Wednesday, July 11, 2012

Dispite the lack of rain, I have beets, letttuce, and sunflowers, at the left end of the box.

A view from my kitchen door to my back garden. I have finally reach the point of having to divide plants. It took 3 growing seasons.

Wednesday, June 27, 2012

Red door with clear glass, changed to new color, and leaded glass. The new color was suppose to be dark grey, but it's kind of greenish blue. I put white primmer under, but I like the color very much. The house will be four years old in the Fall.
I changed the glass for privacy. It also makes pretty, ligjt prisms, in my foyer.

Monday, June 25, 2012


Monday, June 25, 2012

Secret Recipe For Drought Tolerant Container Garden Soil Mix

This has been one rough season for container gardens in the Midwest. Hot. Dry. Sweltering. No rain. That has been the forecast day-in and day-out. I have done rain dances, prayed to the gods, and of course drank margaritas; all with very little success. One thing that has really helped my containers hold on this heavy drought season is my super-secret container formula and planting techniques which have kept the containers fresh even though I water them only about three times per week.
Above you see by one of my containers that my technique is a success. The container is a mix of Proven Winners annual plants - Supertunia Watermelon Charm, Superbells Grape Punch Calibrachoa, Superbells Yellow Chiffon Calibrachoa, and Illusion Midnight Lace Sweet Potato Vine.
When you shop at a nursery and buy a pre-planted container, chances are the containers will be planted with the soilless mix that the nurseries need for their specific growing conditions. In other words, they water very heavy every day and do not want the soil to hold the water in the container so the plant will not suffer root rot. Therefore, when I get a pre-potted plant, I always tear the planting apart and replant it in my own secret fantastical soil mix which holds water close to the roots longer and helps build a healthier plant.

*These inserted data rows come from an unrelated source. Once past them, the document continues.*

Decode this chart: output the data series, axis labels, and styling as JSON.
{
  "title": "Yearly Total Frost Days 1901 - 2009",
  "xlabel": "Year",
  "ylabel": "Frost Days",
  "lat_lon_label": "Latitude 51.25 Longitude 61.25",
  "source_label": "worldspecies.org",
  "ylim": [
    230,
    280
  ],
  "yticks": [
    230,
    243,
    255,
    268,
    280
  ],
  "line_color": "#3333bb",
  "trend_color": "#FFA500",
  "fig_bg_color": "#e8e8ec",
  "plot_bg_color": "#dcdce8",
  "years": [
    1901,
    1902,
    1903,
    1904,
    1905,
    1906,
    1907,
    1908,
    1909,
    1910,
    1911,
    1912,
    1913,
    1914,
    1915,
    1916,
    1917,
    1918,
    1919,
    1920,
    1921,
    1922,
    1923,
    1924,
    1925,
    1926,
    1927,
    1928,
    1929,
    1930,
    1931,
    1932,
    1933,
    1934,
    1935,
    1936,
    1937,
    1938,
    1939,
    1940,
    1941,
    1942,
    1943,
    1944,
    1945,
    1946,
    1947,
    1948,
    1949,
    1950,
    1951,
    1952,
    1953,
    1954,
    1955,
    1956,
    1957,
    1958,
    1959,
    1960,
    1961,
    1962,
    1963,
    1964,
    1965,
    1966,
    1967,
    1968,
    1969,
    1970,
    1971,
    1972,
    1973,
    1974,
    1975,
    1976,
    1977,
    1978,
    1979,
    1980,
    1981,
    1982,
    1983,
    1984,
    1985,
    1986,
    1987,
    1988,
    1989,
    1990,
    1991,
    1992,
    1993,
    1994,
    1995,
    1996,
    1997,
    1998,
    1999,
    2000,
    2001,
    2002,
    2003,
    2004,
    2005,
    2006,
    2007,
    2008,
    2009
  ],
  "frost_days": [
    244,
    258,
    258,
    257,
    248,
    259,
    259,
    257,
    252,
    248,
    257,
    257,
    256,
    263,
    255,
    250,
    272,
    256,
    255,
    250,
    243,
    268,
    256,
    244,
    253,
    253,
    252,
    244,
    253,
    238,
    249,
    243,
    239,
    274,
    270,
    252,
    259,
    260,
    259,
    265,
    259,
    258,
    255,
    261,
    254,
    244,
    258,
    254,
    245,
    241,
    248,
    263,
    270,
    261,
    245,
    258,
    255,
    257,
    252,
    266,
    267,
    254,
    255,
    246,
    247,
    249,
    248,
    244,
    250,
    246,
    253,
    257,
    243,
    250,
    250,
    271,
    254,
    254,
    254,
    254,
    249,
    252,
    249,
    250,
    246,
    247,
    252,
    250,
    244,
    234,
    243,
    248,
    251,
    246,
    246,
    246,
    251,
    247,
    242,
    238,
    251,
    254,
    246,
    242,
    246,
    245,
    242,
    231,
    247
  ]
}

  1. 1/2 Organic Potting Soil (I use Organic Mechanics)
  2. 1/2 Rotted Composted Manure
  3. Organic Fertilizer (I use Jobe’s Organic Granular All-Purpose Fertilizer)
  4. Actino-Iron Soil Additive
Here is why I add each item in the secret mix:
#1 is REAL SOIL, not a soilless mix, so potting soil is usually a healthy mix of ingredients that will hold water consistently.
#2 is compost with a nitrogen content and some amazing microbes mixed in. Composted manure is always a great water retentive product that is beneficial to both containers and ground plantings.
#3 is a fertilizer. Annuals such as petunias, geraniums, and calibrachoa can always use a little extra oomph to help them grow because they are heavy feeders.
#4 adds Iron and a fungicidal bacteria called Streptomyces lydicus that strengthens the roots. It enables the roots to uptake both water and nutrients better, by enhancing the root structure.

Above is a video of the television appearance I made in New Mexico last week demonstrating container planting techniques. If you want a planting demonstration, please watch the video.
Special Note – Because the FTC requires it, I am letting you know that Proven Winners, Organic Mechanics Soil, Jobes Organics, and Natural Industries supplied the plants, soil, and soil additives I used in this garden post. I donate a large portion of the vegetables I grow in my soil-improved garden to the local food pantry when harvested.

Friday, June 22, 2012

Many new bugs in the garden.

Can anyone tell about these beautiful beetles. They are gold and green iridescent, with a circle of glistening diamonds. I am sure they are harmful.

Friday, June 8, 2012


Hypertufa is popular for making garden ornaments, pots and land forms. Hypertufa is relatively light compared with terracotta or traditional concrete and can withstand harsh winters, at least down to −30 °C (−22 °F).
Hypertufa is an anthropic rock made from various aggregates bonded together usingPortland cement.

Monday, June 4, 2012

A pause in the day's occupation...

Wednesday, May 30, 2012

It never ceases to amaze me how fast the veggie garden grows. In a matter of six weeks I will be harvesting cucumbers, zucchini, tomatoes, radishes, beets, and lettuce, from this tiny garden. The neighbors can't wait either.
It seems more like July, then the end of May here in Western New York, and the bugs think so as well.
Battling Japanese beetles, and slugs, are already a challenge.
We've come a long way since 3 years ago, testing and moving plants for more or less  sunlight for growth.
We discovered that the slope of the land causes the water to run down, and allows for better growth in that area. No matter how much we water the plants and shrubs in the higher area, they still do poorer then the ones in the lower area. So we are planting accordingly. Sometimes you just have to go with the flow.

Wednesday, January 25, 2012

Something pretty

A few left over bits of color from an arrangement, to color up a cold grey winter day.